Friday, August 02, 2013

forest? golf course? precinct?

So I took the time this week to go for a couple of walks in the the former Southwood Golf Course, which adjoins the University of Manitoba.

Though Southwood had been at that location since 1894, shareholders were facing erosion on the riverbank holes and the need to renovate/rebuild their clubhouse, built in 1957.

Shareholders elected to move the club to St. Norbert in 2011. The U of M bought the land and, thankfully, threw the doors open to the public, i.e. commuting cyclists, dog-walkers, and rampaging teenagers.

In September 2012, the U of M released a document that described its plans for what they're calling "the Southwood precinct."

Here's the opening snippet from the FAQ:

"Q. What does the University of Manitoba plan to do with the Southwood precinct?

A. Taking ownership of the Southwood precinct offers a chance for the University of Manitoba to transform the entire Fort Garry campus and how people think about it. It is a rare opportunity to do something unique and transformative; to be aggressively sustainable in our thinking as we integrate the future development of the existing campus space with Southwood’s 120 acres, to allow for the future needs of the university while developing a vibrant interface with the community, in the form of a new, sustainable, multi-use neighbourhood.  We see the potential for our campus community as a whole to become a 24/7 live/work/learn/play environment, shaped by five goals and guiding principles: connected, destination, sustainable, community, transformative. We will move away from being a commuter campus towards a vibrant campus community destination. Development will be determined by the result of an Open International Design Competition."

While I know how I feel about press releases that use language like "aggressively sustainable," I haven't quite figured out how I feel about the land and trees at Southwood.

Southwood staff have been "aggressively managing" the land for nearly a hundred years, planting and maintaining carpets of non-native grasses via pesti- and herbicides.
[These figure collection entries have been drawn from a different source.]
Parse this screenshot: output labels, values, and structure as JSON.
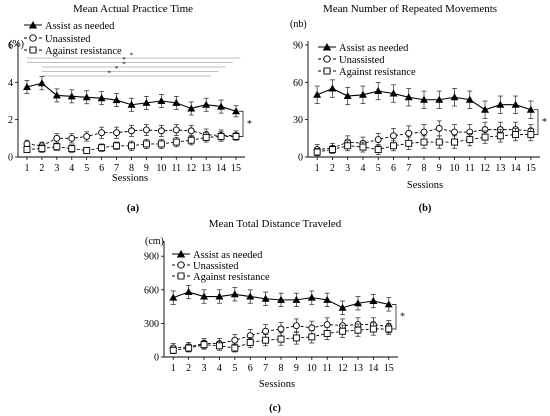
{
  "chart_data": [
    {
      "type": "line",
      "panel_label": "(a)",
      "title": "Mean Actual Practice Time",
      "xlabel": "Sessions",
      "ylabel": "(%)",
      "x": [
        1,
        2,
        3,
        4,
        5,
        6,
        7,
        8,
        9,
        10,
        11,
        12,
        13,
        14,
        15
      ],
      "xlim": [
        0.4,
        15.6
      ],
      "ylim": [
        0,
        6
      ],
      "yticks": [
        0,
        2,
        4,
        6
      ],
      "significance_marker": "*",
      "brackets": [
        [
          1,
          15
        ],
        [
          1,
          14
        ],
        [
          2,
          13
        ],
        [
          2,
          12
        ],
        [
          2,
          11
        ]
      ],
      "series": [
        {
          "name": "Assist as needed",
          "marker": "triangle",
          "filled": true,
          "dashed": false,
          "values": [
            3.75,
            3.95,
            3.3,
            3.25,
            3.2,
            3.15,
            3.05,
            2.8,
            2.9,
            3.0,
            2.9,
            2.6,
            2.8,
            2.7,
            2.45
          ],
          "errors": [
            0.35,
            0.35,
            0.35,
            0.35,
            0.35,
            0.35,
            0.35,
            0.35,
            0.35,
            0.35,
            0.35,
            0.35,
            0.35,
            0.35,
            0.3
          ]
        },
        {
          "name": "Unassisted",
          "marker": "circle",
          "filled": false,
          "dashed": true,
          "values": [
            0.7,
            0.6,
            1.0,
            1.0,
            1.1,
            1.3,
            1.3,
            1.4,
            1.45,
            1.4,
            1.45,
            1.4,
            1.2,
            1.15,
            1.15
          ],
          "errors": [
            0.2,
            0.2,
            0.25,
            0.25,
            0.25,
            0.3,
            0.3,
            0.3,
            0.3,
            0.3,
            0.3,
            0.3,
            0.3,
            0.3,
            0.25
          ]
        },
        {
          "name": "Against resistance",
          "marker": "square",
          "filled": false,
          "dashed": true,
          "values": [
            0.4,
            0.45,
            0.55,
            0.45,
            0.35,
            0.5,
            0.6,
            0.6,
            0.7,
            0.7,
            0.8,
            0.9,
            1.05,
            1.1,
            1.1
          ],
          "errors": [
            0.15,
            0.2,
            0.2,
            0.2,
            0.15,
            0.2,
            0.2,
            0.25,
            0.25,
            0.25,
            0.25,
            0.25,
            0.25,
            0.25,
            0.2
          ]
        }
      ]
    },
    {
      "type": "line",
      "panel_label": "(b)",
      "title": "Mean Number of Repeated Movements",
      "xlabel": "Sessions",
      "ylabel": "(nb)",
      "x": [
        1,
        2,
        3,
        4,
        5,
        6,
        7,
        8,
        9,
        10,
        11,
        12,
        13,
        14,
        15
      ],
      "xlim": [
        0.4,
        15.6
      ],
      "ylim": [
        0,
        90
      ],
      "yticks": [
        0,
        30,
        60,
        90
      ],
      "significance_marker": "*",
      "series": [
        {
          "name": "Assist as needed",
          "marker": "triangle",
          "filled": true,
          "dashed": false,
          "values": [
            50,
            55,
            49,
            50,
            53,
            51,
            48,
            46,
            46,
            48,
            46,
            38,
            42,
            42,
            38
          ],
          "errors": [
            7,
            7,
            7,
            7,
            7,
            7,
            7,
            7,
            7,
            7,
            7,
            7,
            7,
            7,
            7
          ]
        },
        {
          "name": "Unassisted",
          "marker": "circle",
          "filled": false,
          "dashed": true,
          "values": [
            6,
            7,
            12,
            11,
            14,
            17,
            19,
            20,
            23,
            20,
            20,
            22,
            22,
            22,
            21
          ],
          "errors": [
            4,
            4,
            5,
            5,
            5,
            6,
            6,
            6,
            6,
            6,
            6,
            6,
            6,
            6,
            5
          ]
        },
        {
          "name": "Against resistance",
          "marker": "square",
          "filled": false,
          "dashed": true,
          "values": [
            4,
            6,
            9,
            8,
            6,
            9,
            11,
            12,
            12,
            12,
            14,
            16,
            17,
            18,
            18
          ],
          "errors": [
            3,
            3,
            4,
            4,
            4,
            4,
            5,
            5,
            5,
            5,
            5,
            5,
            5,
            5,
            5
          ]
        }
      ]
    },
    {
      "type": "line",
      "panel_label": "(c)",
      "title": "Mean Total Distance Traveled",
      "xlabel": "Sessions",
      "ylabel": "(cm)",
      "x": [
        1,
        2,
        3,
        4,
        5,
        6,
        7,
        8,
        9,
        10,
        11,
        12,
        13,
        14,
        15
      ],
      "xlim": [
        0.4,
        15.6
      ],
      "ylim": [
        0,
        1000
      ],
      "yticks": [
        0,
        300,
        600,
        900
      ],
      "significance_marker": "*",
      "series": [
        {
          "name": "Assist as needed",
          "marker": "triangle",
          "filled": true,
          "dashed": false,
          "values": [
            530,
            580,
            540,
            540,
            560,
            540,
            520,
            510,
            510,
            530,
            510,
            440,
            480,
            500,
            470
          ],
          "errors": [
            60,
            60,
            60,
            60,
            60,
            60,
            60,
            60,
            60,
            60,
            60,
            60,
            60,
            60,
            60
          ]
        },
        {
          "name": "Unassisted",
          "marker": "circle",
          "filled": false,
          "dashed": true,
          "values": [
            80,
            90,
            120,
            120,
            150,
            190,
            230,
            250,
            280,
            260,
            290,
            280,
            290,
            290,
            270
          ],
          "errors": [
            40,
            40,
            45,
            45,
            50,
            55,
            60,
            60,
            60,
            60,
            60,
            60,
            60,
            60,
            55
          ]
        },
        {
          "name": "Against resistance",
          "marker": "square",
          "filled": false,
          "dashed": true,
          "values": [
            60,
            80,
            110,
            100,
            80,
            130,
            150,
            160,
            170,
            180,
            210,
            230,
            240,
            250,
            250
          ],
          "errors": [
            30,
            35,
            40,
            40,
            35,
            45,
            50,
            55,
            55,
            55,
            55,
            55,
            55,
            55,
            50
          ]
        }
      ]
    }
  ]
}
U of M gardeners have been doing minimal mowing around the golf cart paths, letting the fairways grow in. This has created a series of mono-culture meadows, which are lovely to look at and even sort of fun to trudge through. When I was there I even saw two pre-teen boys galloping through the meadow behind their house with butterfly nets, though I think they were mostly catching dragonflies, the small orange and the large blue ones.

The greens have become completely overgrown with invasive weed species and there are several large clumps of thistles throughout the property, which are now releasing seeds and which will likely get much larger unless they are also managed.
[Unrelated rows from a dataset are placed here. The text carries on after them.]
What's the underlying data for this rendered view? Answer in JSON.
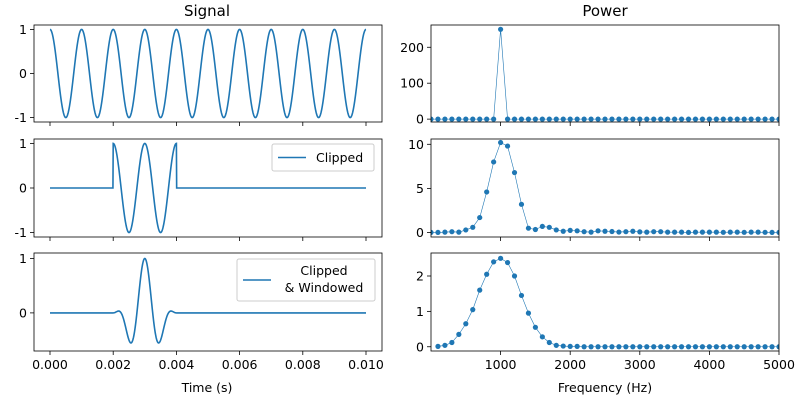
{
  "titles": {
    "left": "Signal",
    "right": "Power"
  },
  "chart_data": [
    {
      "type": "line",
      "panel": "signal-1",
      "title": "Signal",
      "xlabel": "",
      "xlim": [
        0,
        0.01
      ],
      "ylim": [
        -1.1,
        1.1
      ],
      "yticks": [
        -1,
        0,
        1
      ],
      "xticks": [
        0.0,
        0.002,
        0.004,
        0.006,
        0.008,
        0.01
      ],
      "signal": {
        "type": "cosine",
        "freq_hz": 1000,
        "amplitude": 1
      },
      "legend": ""
    },
    {
      "type": "line",
      "panel": "signal-2",
      "xlabel": "",
      "xlim": [
        0,
        0.01
      ],
      "ylim": [
        -1.1,
        1.1
      ],
      "yticks": [
        -1,
        0,
        1
      ],
      "xticks": [
        0.0,
        0.002,
        0.004,
        0.006,
        0.008,
        0.01
      ],
      "signal": {
        "type": "clipped-cosine",
        "freq_hz": 1000,
        "t_start": 0.002,
        "t_end": 0.004
      },
      "legend": "Clipped"
    },
    {
      "type": "line",
      "panel": "signal-3",
      "xlabel": "Time (s)",
      "xlim": [
        0,
        0.01
      ],
      "ylim": [
        -0.7,
        1.1
      ],
      "yticks": [
        0,
        1
      ],
      "xticks": [
        0.0,
        0.002,
        0.004,
        0.006,
        0.008,
        0.01
      ],
      "xtick_labels": [
        "0.000",
        "0.002",
        "0.004",
        "0.006",
        "0.008",
        "0.010"
      ],
      "signal": {
        "type": "windowed-cosine",
        "freq_hz": 1000,
        "t_start": 0.002,
        "t_end": 0.004
      },
      "legend_lines": [
        "Clipped",
        "& Windowed"
      ]
    },
    {
      "type": "line",
      "panel": "power-1",
      "title": "Power",
      "xlabel": "",
      "xlim": [
        0,
        5000
      ],
      "ylim": [
        -8,
        262
      ],
      "yticks": [
        0,
        100,
        200
      ],
      "xticks": [
        1000,
        2000,
        3000,
        4000,
        5000
      ],
      "x": [
        0,
        100,
        200,
        300,
        400,
        500,
        600,
        700,
        800,
        900,
        1000,
        1100,
        1200,
        1300,
        1400,
        1500,
        1600,
        1700,
        1800,
        1900,
        2000,
        2100,
        2200,
        2300,
        2400,
        2500,
        2600,
        2700,
        2800,
        2900,
        3000,
        3100,
        3200,
        3300,
        3400,
        3500,
        3600,
        3700,
        3800,
        3900,
        4000,
        4100,
        4200,
        4300,
        4400,
        4500,
        4600,
        4700,
        4800,
        4900,
        5000
      ],
      "y": [
        0,
        0,
        0,
        0,
        0,
        0,
        0,
        0,
        0,
        0,
        250,
        0,
        0,
        0,
        0,
        0,
        0,
        0,
        0,
        0,
        0,
        0,
        0,
        0,
        0,
        0,
        0,
        0,
        0,
        0,
        0,
        0,
        0,
        0,
        0,
        0,
        0,
        0,
        0,
        0,
        0,
        0,
        0,
        0,
        0,
        0,
        0,
        0,
        0,
        0,
        0
      ]
    },
    {
      "type": "line",
      "panel": "power-2",
      "xlabel": "",
      "xlim": [
        0,
        5000
      ],
      "ylim": [
        -0.5,
        10.6
      ],
      "yticks": [
        0,
        5,
        10
      ],
      "xticks": [
        1000,
        2000,
        3000,
        4000,
        5000
      ],
      "x": [
        0,
        100,
        200,
        300,
        400,
        500,
        600,
        700,
        800,
        900,
        1000,
        1100,
        1200,
        1300,
        1400,
        1500,
        1600,
        1700,
        1800,
        1900,
        2000,
        2100,
        2200,
        2300,
        2400,
        2500,
        2600,
        2700,
        2800,
        2900,
        3000,
        3100,
        3200,
        3300,
        3400,
        3500,
        3600,
        3700,
        3800,
        3900,
        4000,
        4100,
        4200,
        4300,
        4400,
        4500,
        4600,
        4700,
        4800,
        4900,
        5000
      ],
      "y": [
        0.02,
        0.02,
        0.05,
        0.1,
        0.05,
        0.3,
        0.6,
        1.7,
        4.6,
        8.0,
        10.2,
        9.8,
        6.8,
        3.2,
        0.5,
        0.35,
        0.7,
        0.6,
        0.3,
        0.15,
        0.25,
        0.2,
        0.1,
        0.05,
        0.2,
        0.15,
        0.12,
        0.06,
        0.1,
        0.15,
        0.08,
        0.05,
        0.1,
        0.1,
        0.05,
        0.05,
        0.05,
        0.02,
        0.05,
        0.05,
        0.05,
        0.05,
        0.03,
        0.05,
        0.05,
        0.03,
        0.05,
        0.05,
        0.03,
        0.02,
        0.02
      ]
    },
    {
      "type": "line",
      "panel": "power-3",
      "xlabel": "Frequency (Hz)",
      "xlim": [
        0,
        5000
      ],
      "ylim": [
        -0.12,
        2.65
      ],
      "yticks": [
        0,
        1,
        2
      ],
      "xticks": [
        1000,
        2000,
        3000,
        4000,
        5000
      ],
      "x": [
        100,
        200,
        300,
        400,
        500,
        600,
        700,
        800,
        900,
        1000,
        1100,
        1200,
        1300,
        1400,
        1500,
        1600,
        1700,
        1800,
        1900,
        2000,
        2100,
        2200,
        2300,
        2400,
        2500,
        2600,
        2700,
        2800,
        2900,
        3000,
        3100,
        3200,
        3300,
        3400,
        3500,
        3600,
        3700,
        3800,
        3900,
        4000,
        4100,
        4200,
        4300,
        4400,
        4500,
        4600,
        4700,
        4800,
        4900,
        5000
      ],
      "y": [
        0.01,
        0.04,
        0.12,
        0.35,
        0.65,
        1.05,
        1.6,
        2.05,
        2.4,
        2.5,
        2.38,
        2.0,
        1.45,
        0.95,
        0.55,
        0.28,
        0.12,
        0.04,
        0.02,
        0.01,
        0.01,
        0,
        0,
        0,
        0,
        0,
        0,
        0,
        0,
        0,
        0,
        0,
        0,
        0,
        0,
        0,
        0,
        0,
        0,
        0,
        0,
        0,
        0,
        0,
        0,
        0,
        0,
        0,
        0,
        0
      ]
    }
  ]
}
In addition to the grasses, Southwood's 120 acres is also home to a mix of native trees like oaks and elms and a variety of ornamental/non-native trees and shrubs. And while there are a lot of mature oaks, there are also a lot of heavily heavily pruned, dying, and dead trees, which U of M gardeners seem to be slowly removing.

All of which is to say that there were few to no mushrooms and even though we found apple trees in one spot and saskatoons in another, I had no inclination to pick any of the fruit.

All of which is to say that I probably won't walk there again. In addition to the fact that it feels like a strangely neglected park instead of a forest, I don't want to get too attached. Half to three-quarters of the trees might be gone in five years, "aggressively sustainable" development plan or no.

I'm an urban forest girl, so I was hoping that I would be able to add Southwood to the roster of forests that I visit. But the land and the trees there will need a couple of more years to return to a semi-wild state and I'm not very interested in parks, neglected or otherwise.

I'm going to try to convince someone from the U of M's Natural Resources Institute to walk with me at Southwood in the coming weeks, to see how a ecologist would view the processes at work at there.